Whanganui Police are anticipating a flurry of activity over the weekend at the gun collection event at Wanganui Racecourse after a steady start on day one on Friday.

The event is part of the Government's amnesty and buyback scheme under the Arms (Prohibited Firearms, Parts and Magazines) Amendment Act 2019.

Whanganui Police Area Commander Inspector Nigel Allan said there was a steady stream of people on Friday morning, the first day of the event which continues on Saturday and Sunday from 10.30am to 3.30pm.

"It's hard to know how many we'll get but we've had more than 30 handed in on Friday morning so the weekend could be busy," Allan said.

Advertisement

People who attended the first day of the event were relatively happy about the process, he said.

"It is what it is - the law has changed and people are accepting of that. From our perspective it's about making it as easy as possible for people to go through the process.

"The key for us is around encouraging people to do the online process if they can because it speeds up the process when they get here. They need to record everything they're handing in and then it's a relatively quick process when they get here."

The start of the safety zone where Police check that firearms have been emptied of ammunition.
The start of the safety zone where Police check that firearms have been emptied of ammunition.

This week's three-day event is the first of three to be held in Whanganui. The others will be on September 27-29 and December 6-8. Collection events will also be held in Taihape on September 13-14 and October 25-26 and in Taumarunui on September 23-24 and October 15-16.

"We really encourage people to use these days as the preferred way of handing over their firearms," Allan said.

Police staff were on hand to check that people entering the racecourse entrance in Ingestre St were there for the buyback event and to check firearms and make sure ammunition was cleared from them before people took their guns inside for assessment.

Inside, five desks were set up for firearms specialists to assess the gun and determine how much money the owner would receive, according to a prescribed set of prices based on the make and model and the condition it was in.

"We've had some people go away pretty happy with the amount they're going to receive," Allan said.

Advertisement

"There have also been some surrendered firearms [that are not on the prohibited list]. It's a really easy way for people to get rid of firearms and ammunition they don't want any more."

Police and Whanganui Community Patrol members looked after people with a barbecue, tea and coffee and lollies. There was even a colouring-in table set up to keep the kids busy while they waited.

Gun owners need to enter through the Ingestre St entrance to Wanganui Racecourse.
Gun owners need to enter through the Ingestre St entrance to Wanganui Racecourse.

Mickey One Eye (Mike Russell), a member of Pistol New Zealand, has been hunting since he was 16 and was sad to part with his hunting rifle but happy with how the collection event was run.

"They have lightened the experience - I was joking with everybody and I met my local arms officer," he said.

"I'm very happy with the amount of money I'm getting.

"I bought that gun because of my eyesight.
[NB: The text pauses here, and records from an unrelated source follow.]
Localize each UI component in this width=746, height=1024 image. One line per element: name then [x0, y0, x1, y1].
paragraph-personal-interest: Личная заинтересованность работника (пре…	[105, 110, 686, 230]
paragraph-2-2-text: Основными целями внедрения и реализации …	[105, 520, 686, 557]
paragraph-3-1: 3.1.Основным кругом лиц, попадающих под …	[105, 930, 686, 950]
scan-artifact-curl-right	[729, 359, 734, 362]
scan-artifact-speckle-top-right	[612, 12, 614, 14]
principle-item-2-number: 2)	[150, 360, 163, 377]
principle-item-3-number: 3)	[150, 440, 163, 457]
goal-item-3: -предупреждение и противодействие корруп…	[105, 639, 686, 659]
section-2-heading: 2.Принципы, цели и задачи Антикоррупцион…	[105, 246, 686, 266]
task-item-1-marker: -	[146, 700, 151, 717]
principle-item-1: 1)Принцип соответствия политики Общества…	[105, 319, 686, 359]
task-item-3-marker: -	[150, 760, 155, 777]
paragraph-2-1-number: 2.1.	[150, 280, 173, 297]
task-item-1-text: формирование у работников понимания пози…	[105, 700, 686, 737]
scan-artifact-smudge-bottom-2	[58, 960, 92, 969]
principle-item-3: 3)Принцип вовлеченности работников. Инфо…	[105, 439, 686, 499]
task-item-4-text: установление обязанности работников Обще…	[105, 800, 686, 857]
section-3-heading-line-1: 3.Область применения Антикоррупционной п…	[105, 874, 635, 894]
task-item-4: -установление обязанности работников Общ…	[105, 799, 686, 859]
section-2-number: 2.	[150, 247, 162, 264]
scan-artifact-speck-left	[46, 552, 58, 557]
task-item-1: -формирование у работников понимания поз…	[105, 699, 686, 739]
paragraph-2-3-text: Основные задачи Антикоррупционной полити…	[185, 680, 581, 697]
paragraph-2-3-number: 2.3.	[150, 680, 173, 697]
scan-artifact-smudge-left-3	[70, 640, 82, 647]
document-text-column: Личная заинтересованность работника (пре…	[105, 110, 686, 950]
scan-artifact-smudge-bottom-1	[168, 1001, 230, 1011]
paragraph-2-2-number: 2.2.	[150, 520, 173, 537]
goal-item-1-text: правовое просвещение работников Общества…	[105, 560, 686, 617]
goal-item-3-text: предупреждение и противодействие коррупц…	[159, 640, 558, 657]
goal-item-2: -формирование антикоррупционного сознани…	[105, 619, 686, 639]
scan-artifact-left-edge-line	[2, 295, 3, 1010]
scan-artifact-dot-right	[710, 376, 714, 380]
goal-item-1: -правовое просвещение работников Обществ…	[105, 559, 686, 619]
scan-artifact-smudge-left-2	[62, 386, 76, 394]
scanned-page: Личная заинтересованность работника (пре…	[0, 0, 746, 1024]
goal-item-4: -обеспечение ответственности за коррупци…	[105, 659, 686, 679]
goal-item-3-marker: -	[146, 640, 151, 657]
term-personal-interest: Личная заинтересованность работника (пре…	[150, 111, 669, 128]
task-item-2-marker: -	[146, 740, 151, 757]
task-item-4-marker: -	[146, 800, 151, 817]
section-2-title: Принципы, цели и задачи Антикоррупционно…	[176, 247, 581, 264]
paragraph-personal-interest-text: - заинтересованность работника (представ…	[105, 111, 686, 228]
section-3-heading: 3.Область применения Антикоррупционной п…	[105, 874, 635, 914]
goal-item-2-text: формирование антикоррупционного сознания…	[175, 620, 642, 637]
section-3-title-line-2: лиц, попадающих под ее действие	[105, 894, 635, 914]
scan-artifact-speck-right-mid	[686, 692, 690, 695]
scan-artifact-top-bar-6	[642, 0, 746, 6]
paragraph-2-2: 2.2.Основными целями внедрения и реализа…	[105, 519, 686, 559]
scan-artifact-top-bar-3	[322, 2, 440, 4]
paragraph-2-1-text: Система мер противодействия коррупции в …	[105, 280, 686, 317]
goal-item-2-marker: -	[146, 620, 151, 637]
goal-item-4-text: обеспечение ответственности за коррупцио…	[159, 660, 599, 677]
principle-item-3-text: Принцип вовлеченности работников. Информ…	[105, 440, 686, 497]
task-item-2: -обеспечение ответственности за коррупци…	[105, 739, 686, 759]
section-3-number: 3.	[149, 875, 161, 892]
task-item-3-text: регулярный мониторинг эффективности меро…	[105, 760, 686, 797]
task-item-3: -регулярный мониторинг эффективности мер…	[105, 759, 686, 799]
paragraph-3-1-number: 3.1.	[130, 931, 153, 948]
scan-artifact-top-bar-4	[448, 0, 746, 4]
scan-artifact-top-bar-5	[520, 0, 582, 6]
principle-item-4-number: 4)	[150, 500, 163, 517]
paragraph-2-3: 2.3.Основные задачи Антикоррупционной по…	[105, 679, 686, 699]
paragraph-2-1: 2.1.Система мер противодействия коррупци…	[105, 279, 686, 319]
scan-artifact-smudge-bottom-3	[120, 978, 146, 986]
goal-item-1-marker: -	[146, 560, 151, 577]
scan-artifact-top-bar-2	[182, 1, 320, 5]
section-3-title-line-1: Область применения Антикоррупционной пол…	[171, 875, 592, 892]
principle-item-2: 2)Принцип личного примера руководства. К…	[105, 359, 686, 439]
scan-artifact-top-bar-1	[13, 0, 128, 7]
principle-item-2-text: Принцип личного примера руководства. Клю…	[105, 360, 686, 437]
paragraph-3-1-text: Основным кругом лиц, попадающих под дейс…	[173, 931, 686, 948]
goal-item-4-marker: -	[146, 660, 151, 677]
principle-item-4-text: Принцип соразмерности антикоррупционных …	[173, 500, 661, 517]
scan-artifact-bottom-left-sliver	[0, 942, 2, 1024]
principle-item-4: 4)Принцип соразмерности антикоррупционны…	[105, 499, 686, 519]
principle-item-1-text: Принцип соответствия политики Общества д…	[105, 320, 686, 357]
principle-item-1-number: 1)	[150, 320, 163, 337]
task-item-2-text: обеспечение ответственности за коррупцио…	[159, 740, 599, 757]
It meant I could get two or three shots at a deer instead of just one.

"The Government and the system shouldn't call it an evil weapon; it's a tool. It's the person and intent that's evil. They are using the wrong terminology. That's the part that annoys me."

Another man was delighted he was able to take his rifle home again after it was checked by police and determined not to be on the prohibited list.

Entry to the Whanganui collection event is via the Ingestre St entrance to the racecourse.

To speed up the process at the event, owners need to complete an online form on the Police website (www.police.govt.nz) before going to the event. They should list each firearm and/or each individual part they are taking to the collection.

Owners should also take their firearms licence (if applicable), photo identification (driver's licence or passport), bank account number, online notification reference number, all prohibited parts (cleared of all ammunition), any other non-prohibited firearms or parts they wish to hand in to Police and a valuation if they believe their firearm fits the unique prohibited criteria.

People who have more than 10 firearms, or whose firearms can be modified to make them non-prohibited, should complete an online notification form at www.police.govt.nz instead of going to a collection event.